In the summer of 2013 I started a full-time children's position and I felt like I was back where I belonged- the children's room. I started to get my feet wet again with weekly programs, I made great friends at the library and I was settling in.
Soon it became apparent to me that my dad who had been pretty sick all year, was only getting worse. By chance I saw a children's librarian position posted for a town near my parents and thought of it as my chance to be close to him and to help my mother.
In the span of a month I flew to Florida, interviewed and got the job, gave notice, packed nearly everything I owned into storage and moved to Florida.
My father knew I was here, there is no doubt about that but he died on December 15th.

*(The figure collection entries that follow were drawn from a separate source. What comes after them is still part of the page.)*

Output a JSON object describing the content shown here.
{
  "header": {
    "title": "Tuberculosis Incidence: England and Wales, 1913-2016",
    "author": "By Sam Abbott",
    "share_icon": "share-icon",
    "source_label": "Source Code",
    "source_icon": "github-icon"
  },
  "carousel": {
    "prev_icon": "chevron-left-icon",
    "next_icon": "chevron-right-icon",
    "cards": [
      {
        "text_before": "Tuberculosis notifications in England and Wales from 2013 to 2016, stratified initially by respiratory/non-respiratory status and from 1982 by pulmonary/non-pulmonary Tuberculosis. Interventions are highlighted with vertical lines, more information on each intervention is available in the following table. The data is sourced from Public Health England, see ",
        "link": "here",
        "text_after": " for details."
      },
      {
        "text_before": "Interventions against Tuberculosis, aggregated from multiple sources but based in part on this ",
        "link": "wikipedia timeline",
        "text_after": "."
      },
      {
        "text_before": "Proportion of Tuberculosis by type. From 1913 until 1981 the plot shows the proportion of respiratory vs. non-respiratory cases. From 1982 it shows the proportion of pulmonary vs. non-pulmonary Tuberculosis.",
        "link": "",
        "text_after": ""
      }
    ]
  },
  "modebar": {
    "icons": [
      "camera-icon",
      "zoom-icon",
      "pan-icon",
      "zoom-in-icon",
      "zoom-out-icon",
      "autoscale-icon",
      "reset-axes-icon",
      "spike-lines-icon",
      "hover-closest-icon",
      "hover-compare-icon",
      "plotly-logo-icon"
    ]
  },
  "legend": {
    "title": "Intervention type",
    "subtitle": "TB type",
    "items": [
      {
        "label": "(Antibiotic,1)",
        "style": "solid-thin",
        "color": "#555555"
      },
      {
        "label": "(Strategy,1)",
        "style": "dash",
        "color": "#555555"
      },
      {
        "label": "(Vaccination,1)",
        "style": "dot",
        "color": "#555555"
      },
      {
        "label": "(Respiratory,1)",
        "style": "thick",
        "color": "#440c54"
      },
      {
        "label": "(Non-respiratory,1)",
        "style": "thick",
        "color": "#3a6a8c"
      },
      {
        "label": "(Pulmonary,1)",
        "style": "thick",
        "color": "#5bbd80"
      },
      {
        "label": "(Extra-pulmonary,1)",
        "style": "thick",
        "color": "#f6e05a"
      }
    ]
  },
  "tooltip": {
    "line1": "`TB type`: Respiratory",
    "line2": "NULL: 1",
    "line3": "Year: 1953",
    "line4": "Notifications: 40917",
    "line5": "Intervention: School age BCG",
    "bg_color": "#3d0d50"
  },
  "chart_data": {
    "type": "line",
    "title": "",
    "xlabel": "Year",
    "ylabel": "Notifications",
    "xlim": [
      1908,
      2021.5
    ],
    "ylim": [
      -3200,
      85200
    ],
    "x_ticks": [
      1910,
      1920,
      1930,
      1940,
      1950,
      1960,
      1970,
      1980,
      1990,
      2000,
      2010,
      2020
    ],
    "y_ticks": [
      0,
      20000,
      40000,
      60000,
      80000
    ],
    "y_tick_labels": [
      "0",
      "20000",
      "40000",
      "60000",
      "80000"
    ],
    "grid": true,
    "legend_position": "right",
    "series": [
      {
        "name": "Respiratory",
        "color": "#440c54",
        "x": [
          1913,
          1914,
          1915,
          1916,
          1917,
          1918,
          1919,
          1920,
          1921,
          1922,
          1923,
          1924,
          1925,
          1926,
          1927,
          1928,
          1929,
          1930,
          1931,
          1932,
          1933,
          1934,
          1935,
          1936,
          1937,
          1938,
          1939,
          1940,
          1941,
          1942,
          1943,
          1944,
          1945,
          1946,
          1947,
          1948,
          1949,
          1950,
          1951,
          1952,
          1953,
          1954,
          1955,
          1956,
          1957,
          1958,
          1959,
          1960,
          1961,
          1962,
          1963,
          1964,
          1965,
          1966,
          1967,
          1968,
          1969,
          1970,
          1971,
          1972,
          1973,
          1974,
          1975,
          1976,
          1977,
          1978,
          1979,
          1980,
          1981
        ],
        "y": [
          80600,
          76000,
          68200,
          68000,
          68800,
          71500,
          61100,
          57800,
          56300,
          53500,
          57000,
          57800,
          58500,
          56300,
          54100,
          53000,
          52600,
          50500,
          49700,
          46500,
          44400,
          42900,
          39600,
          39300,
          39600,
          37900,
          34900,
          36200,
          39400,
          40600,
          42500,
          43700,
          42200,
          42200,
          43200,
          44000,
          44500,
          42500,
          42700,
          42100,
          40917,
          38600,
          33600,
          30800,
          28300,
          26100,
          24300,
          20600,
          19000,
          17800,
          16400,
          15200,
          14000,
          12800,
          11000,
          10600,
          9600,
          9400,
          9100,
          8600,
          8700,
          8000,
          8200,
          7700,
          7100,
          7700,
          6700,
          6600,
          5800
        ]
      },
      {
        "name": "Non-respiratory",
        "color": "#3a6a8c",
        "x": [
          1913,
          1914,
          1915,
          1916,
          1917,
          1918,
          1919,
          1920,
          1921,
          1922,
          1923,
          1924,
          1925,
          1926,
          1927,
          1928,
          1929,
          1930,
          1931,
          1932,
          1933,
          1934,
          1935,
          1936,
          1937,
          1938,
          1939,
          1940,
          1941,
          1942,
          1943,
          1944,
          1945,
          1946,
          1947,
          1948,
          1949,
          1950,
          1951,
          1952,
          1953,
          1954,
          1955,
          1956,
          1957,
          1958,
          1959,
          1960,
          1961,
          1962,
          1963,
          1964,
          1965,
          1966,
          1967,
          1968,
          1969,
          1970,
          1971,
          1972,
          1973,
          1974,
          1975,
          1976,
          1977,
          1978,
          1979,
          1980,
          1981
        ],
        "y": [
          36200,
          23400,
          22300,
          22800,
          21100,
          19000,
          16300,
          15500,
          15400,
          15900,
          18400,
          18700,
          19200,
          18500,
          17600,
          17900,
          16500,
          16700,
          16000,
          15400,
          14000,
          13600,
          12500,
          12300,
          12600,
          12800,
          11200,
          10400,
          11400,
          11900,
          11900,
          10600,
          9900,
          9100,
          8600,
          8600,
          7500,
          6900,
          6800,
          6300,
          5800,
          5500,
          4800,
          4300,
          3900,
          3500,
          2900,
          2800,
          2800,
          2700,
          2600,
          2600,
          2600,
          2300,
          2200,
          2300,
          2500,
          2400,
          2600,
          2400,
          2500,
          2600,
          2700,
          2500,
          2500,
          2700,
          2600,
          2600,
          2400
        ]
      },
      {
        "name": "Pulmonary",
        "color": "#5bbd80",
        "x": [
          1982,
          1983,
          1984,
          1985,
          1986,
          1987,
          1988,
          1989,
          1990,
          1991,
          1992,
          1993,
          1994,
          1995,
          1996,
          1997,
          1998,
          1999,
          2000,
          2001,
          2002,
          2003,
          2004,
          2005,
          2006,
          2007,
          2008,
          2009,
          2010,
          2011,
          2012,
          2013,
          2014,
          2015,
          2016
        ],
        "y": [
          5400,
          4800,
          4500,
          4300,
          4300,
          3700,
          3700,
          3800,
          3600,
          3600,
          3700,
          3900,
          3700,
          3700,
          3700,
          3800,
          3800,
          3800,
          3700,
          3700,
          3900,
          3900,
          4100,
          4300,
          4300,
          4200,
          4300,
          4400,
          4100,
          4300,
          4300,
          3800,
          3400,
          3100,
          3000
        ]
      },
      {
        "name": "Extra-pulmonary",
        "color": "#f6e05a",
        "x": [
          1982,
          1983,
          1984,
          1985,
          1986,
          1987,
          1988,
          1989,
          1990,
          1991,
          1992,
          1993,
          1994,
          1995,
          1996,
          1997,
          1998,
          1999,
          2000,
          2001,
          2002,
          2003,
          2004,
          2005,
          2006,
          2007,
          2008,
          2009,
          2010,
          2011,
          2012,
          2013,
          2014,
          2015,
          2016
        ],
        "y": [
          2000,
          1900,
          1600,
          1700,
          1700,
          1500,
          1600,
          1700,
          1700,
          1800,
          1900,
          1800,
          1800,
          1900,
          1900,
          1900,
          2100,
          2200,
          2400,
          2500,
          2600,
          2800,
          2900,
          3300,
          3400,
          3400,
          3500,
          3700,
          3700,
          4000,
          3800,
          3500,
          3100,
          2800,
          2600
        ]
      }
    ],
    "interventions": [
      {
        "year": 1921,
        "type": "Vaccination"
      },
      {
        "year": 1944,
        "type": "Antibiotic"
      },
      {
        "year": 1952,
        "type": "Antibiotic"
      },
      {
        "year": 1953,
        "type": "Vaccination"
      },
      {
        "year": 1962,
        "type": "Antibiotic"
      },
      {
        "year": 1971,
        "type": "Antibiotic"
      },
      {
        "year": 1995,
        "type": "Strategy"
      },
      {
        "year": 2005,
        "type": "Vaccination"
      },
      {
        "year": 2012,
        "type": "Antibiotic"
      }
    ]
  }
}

I started my library job, and for the most part, it is a good one. There is a lot to do, and it keeps me busy and for that I am grateful.
Unfortunately, things didn't work out quite like I planned. At first, I found it really hard to concentrate. I couldn't read for about a month. Slowly, I have been coming around. I love looking for books for story-time and baby-time and lately I have been reading a good deal of teen angst.
I find myself thinking of my father a lot when I am planning my programs. It is in his lap that my sister and I learned the joy of listening to stories and to sing silly songs. The things that I like best, that make me really good at this job I got from him.
So I am sad, I feel like I got to Florida too late to help him like I wanted to. But, I can do what I do best for this little library for the time being.